Le tribunal correctionnel de Paris a condamné sept personnes à des peines allant jusqu’à cinq ans de prison ferme pour une escroquerie utilisant des IMSI-catchers, des appareils d’interception téléphonique habituellement réservés aux services de police et de renseignement. Une huitième prévenue a été relaxée.

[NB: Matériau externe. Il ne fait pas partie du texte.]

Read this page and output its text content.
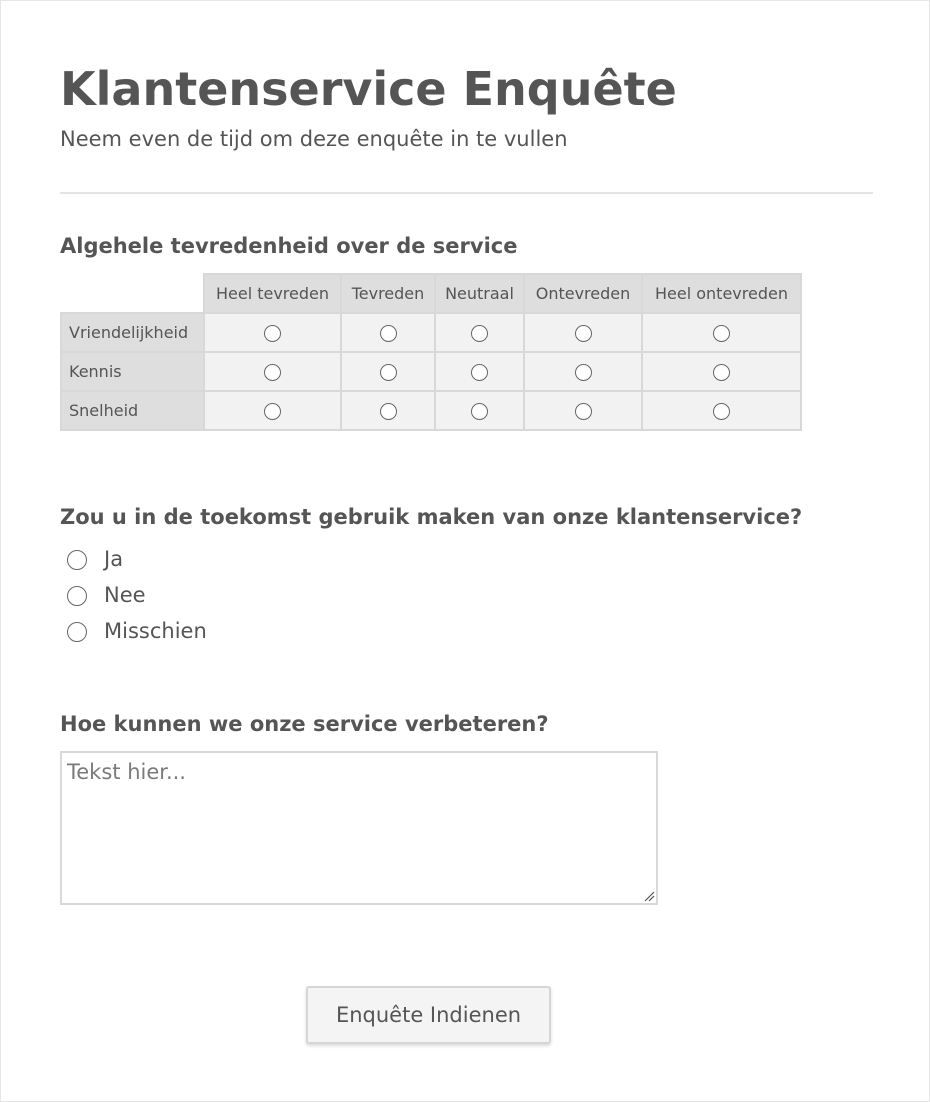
Klantenservice Enquête

Neem even de tijd om deze enquête in te vullen

Algehele tevredenheid over de service
	Heel tevreden	Tevreden	Neutraal	Ontevreden	Heel ontevreden
Vriendelijkheid					
Kennis					
Snelheid					
Zou u in de toekomst gebruik maken van onze klantenservice?
Ja
Nee
Misschien
Hoe kunnen we onze service verbeteren?
Tekst hier...
Enquête Indienen
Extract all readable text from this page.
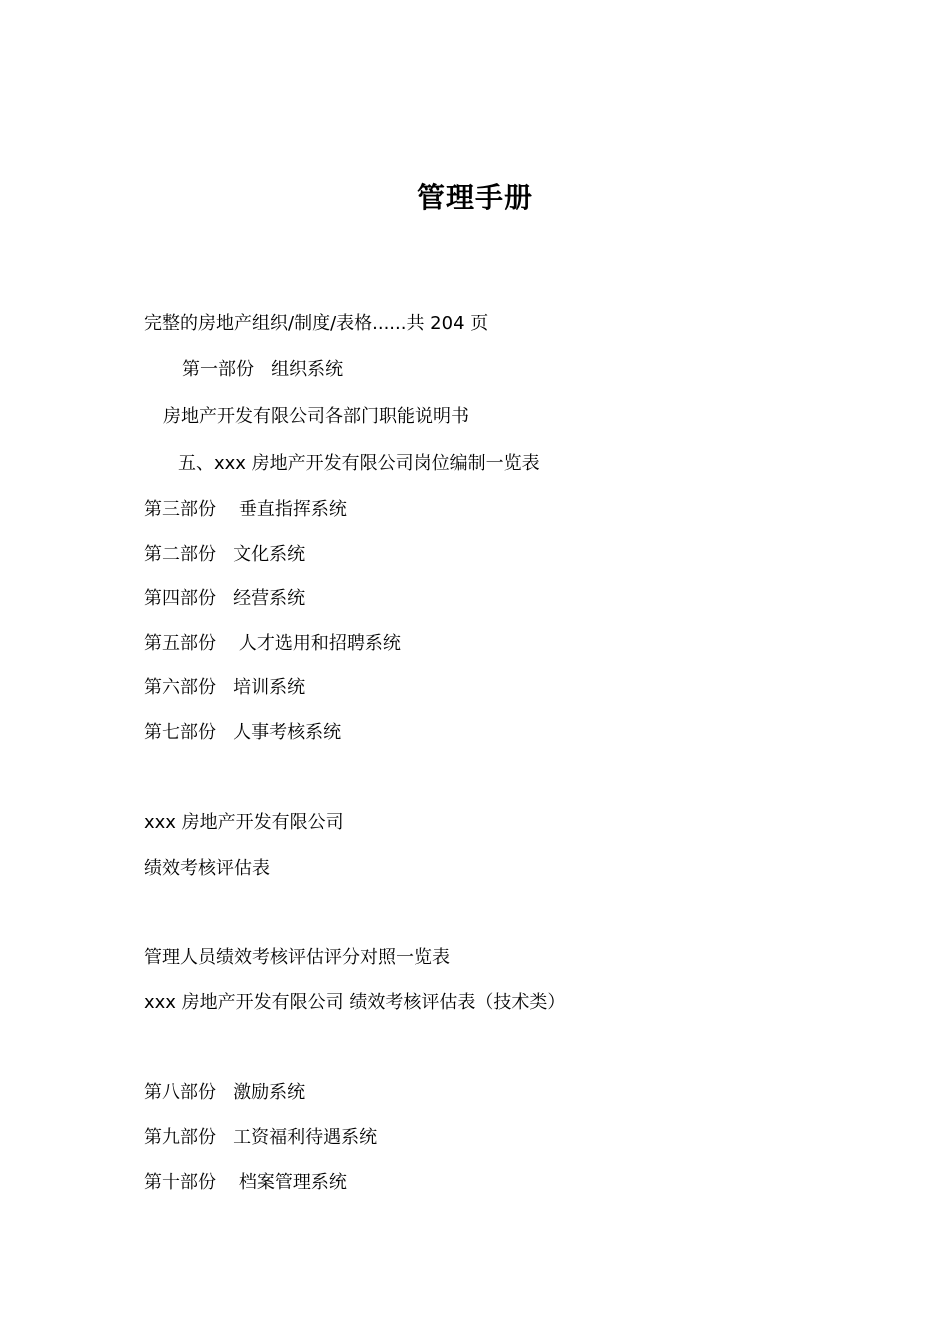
管理手册
完整的房地产组织/制度/表格......共 204 页
第一部份   组织系统
房地产开发有限公司各部门职能说明书
五、xxx 房地产开发有限公司岗位编制一览表
第三部份    垂直指挥系统
第二部份   文化系统
第四部份   经营系统
第五部份    人才选用和招聘系统
第六部份   培训系统
第七部份   人事考核系统
xxx 房地产开发有限公司
绩效考核评估表
管理人员绩效考核评估评分对照一览表
xxx 房地产开发有限公司 绩效考核评估表（技术类）
第八部份   激励系统
第九部份   工资福利待遇系统
第十部份    档案管理系统
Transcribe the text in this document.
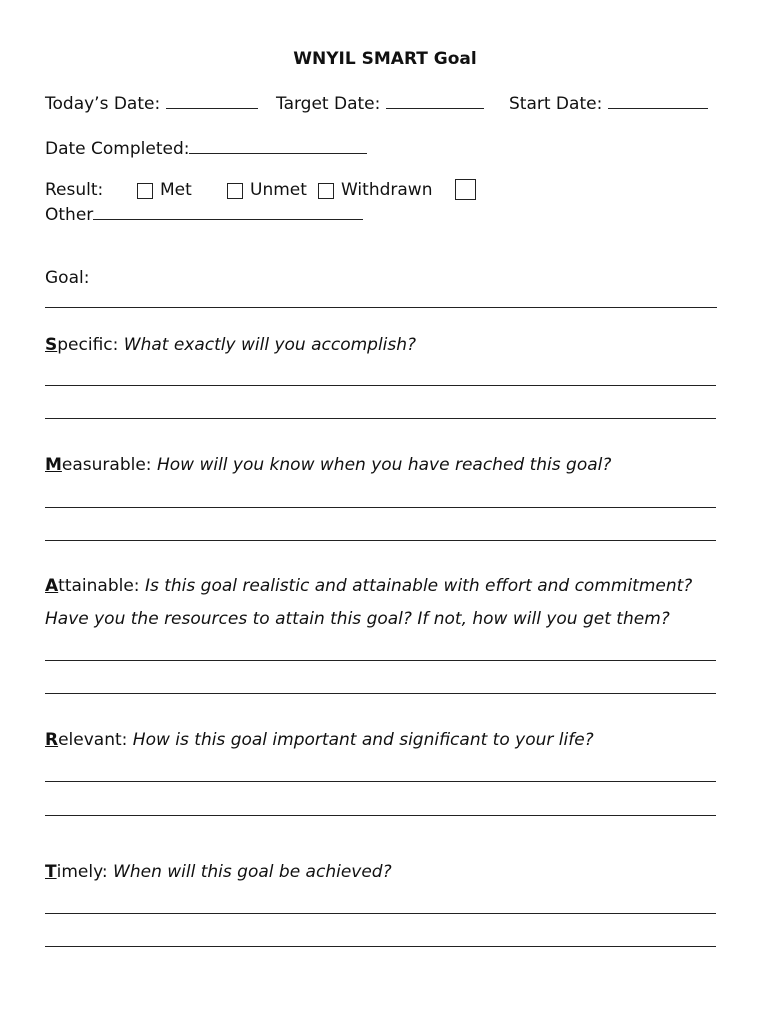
WNYIL SMART Goal
Today’s Date:	Target Date:	Start Date:
Date Completed:
Result:	Met	Unmet Withdrawn
Other
Goal:
Specific: What exactly will you accomplish?
Measurable: How will you know when you have reached this goal?
Attainable: Is this goal realistic and attainable with effort and commitment?
Have you the resources to attain this goal? If not, how will you get them?
Relevant: How is this goal important and significant to your life?
Timely: When will this goal be achieved?
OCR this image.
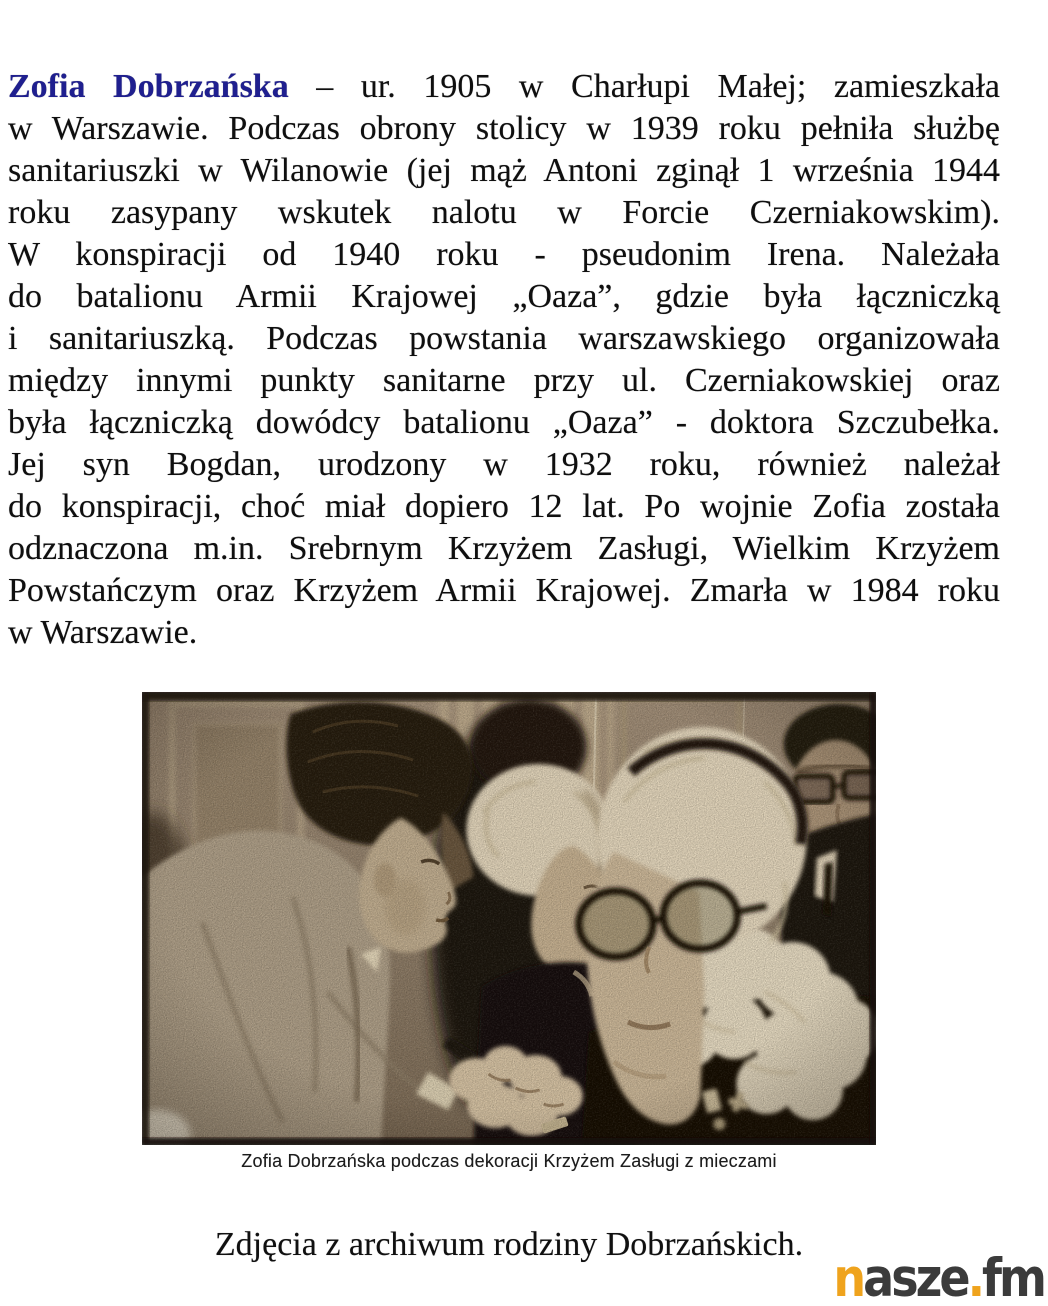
Zofia Dobrzańska – ur. 1905 w Charłupi Małej; zamieszkała
w Warszawie. Podczas obrony stolicy w 1939 roku pełniła służbę
sanitariuszki w Wilanowie (jej mąż Antoni zginął 1 września 1944
roku zasypany wskutek nalotu w Forcie Czerniakowskim).
W konspiracji od 1940 roku - pseudonim Irena. Należała
do batalionu Armii Krajowej „Oaza”, gdzie była łączniczką
i sanitariuszką. Podczas powstania warszawskiego organizowała
między innymi punkty sanitarne przy ul. Czerniakowskiej oraz
była łączniczką dowódcy batalionu „Oaza” - doktora Szczubełka.
Jej syn Bogdan, urodzony w 1932 roku, również należał
do konspiracji, choć miał dopiero 12 lat. Po wojnie Zofia została
odznaczona m.in. Srebrnym Krzyżem Zasługi, Wielkim Krzyżem
Powstańczym oraz Krzyżem Armii Krajowej. Zmarła w 1984 roku
w Warszawie.
Zofia Dobrzańska podczas dekoracji Krzyżem Zasługi z mieczami
Zdjęcia z archiwum rodziny Dobrzańskich.
nasze.fm
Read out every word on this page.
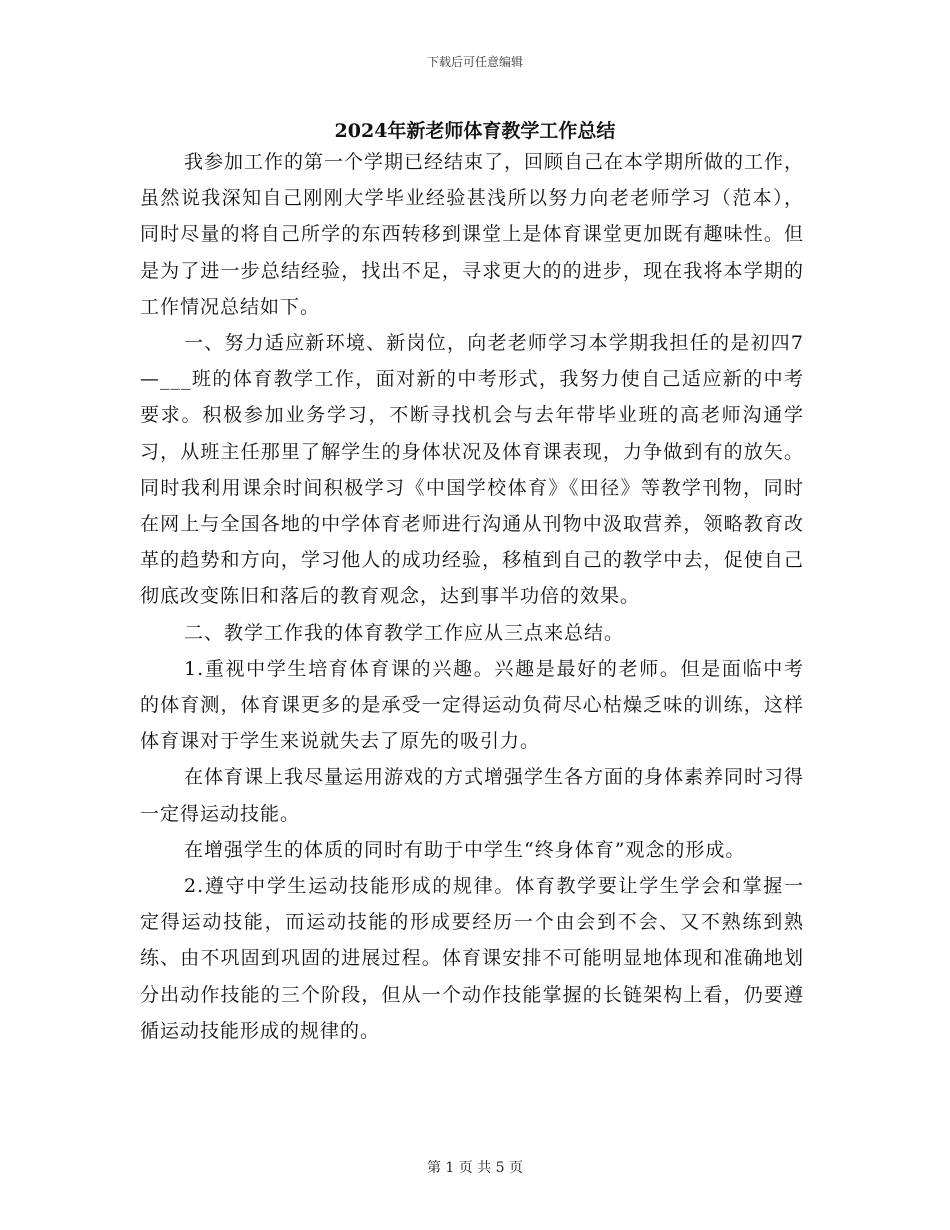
下载后可任意编辑
2024年新老师体育教学工作总结

我参加工作的第一个学期已经结束了，回顾自己在本学期所做的工作，虽然说我深知自己刚刚大学毕业经验甚浅所以努力向老老师学习（范本），同时尽量的将自己所学的东西转移到课堂上是体育课堂更加既有趣味性。但是为了进一步总结经验，找出不足，寻求更大的的进步，现在我将本学期的工作情况总结如下。

一、努力适应新环境、新岗位，向老老师学习本学期我担任的是初四7—___班的体育教学工作，面对新的中考形式，我努力使自己适应新的中考要求。积极参加业务学习，不断寻找机会与去年带毕业班的高老师沟通学习，从班主任那里了解学生的身体状况及体育课表现，力争做到有的放矢。同时我利用课余时间积极学习《中国学校体育》《田径》等教学刊物，同时在网上与全国各地的中学体育老师进行沟通从刊物中汲取营养，领略教育改革的趋势和方向，学习他人的成功经验，移植到自己的教学中去，促使自己彻底改变陈旧和落后的教育观念，达到事半功倍的效果。

二、教学工作我的体育教学工作应从三点来总结。

1.重视中学生培育体育课的兴趣。兴趣是最好的老师。但是面临中考的体育测，体育课更多的是承受一定得运动负荷尽心枯燥乏味的训练，这样体育课对于学生来说就失去了原先的吸引力。

在体育课上我尽量运用游戏的方式增强学生各方面的身体素养同时习得一定得运动技能。

在增强学生的体质的同时有助于中学生“终身体育”观念的形成。

2.遵守中学生运动技能形成的规律。体育教学要让学生学会和掌握一定得运动技能，而运动技能的形成要经历一个由会到不会、又不熟练到熟练、由不巩固到巩固的进展过程。体育课安排不可能明显地体现和准确地划分出动作技能的三个阶段，但从一个动作技能掌握的长链架构上看，仍要遵循运动技能形成的规律的。

第 1 页 共 5 页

Des voitures comme antennes de phishing mobile
L’affaire débute fin 2022 quand Orange dépose plainte après avoir détecté un comportement radio anormal sur les téléphones de ses abonnés : des SMS frauduleux leur parvenaient sans transiter par le réseau de l’opérateur. En parallèle, lors d’un contrôle routier à Paris, des policiers découvrent un IMSI-catcher dans le coffre d’une voiture conduite par une jeune femme.
L’enquête révèle un système rodé : des machines achetées auprès d’un fournisseur chinois, embarquées dans des voitures roulant à basse vitesse dans Paris pour « capturer » les téléphones aux alentours et leur envoyer des SMS de phishing en masse. Au total, 3,7 millions d’appareils ont été accrochés par l’une des machines mises en cause.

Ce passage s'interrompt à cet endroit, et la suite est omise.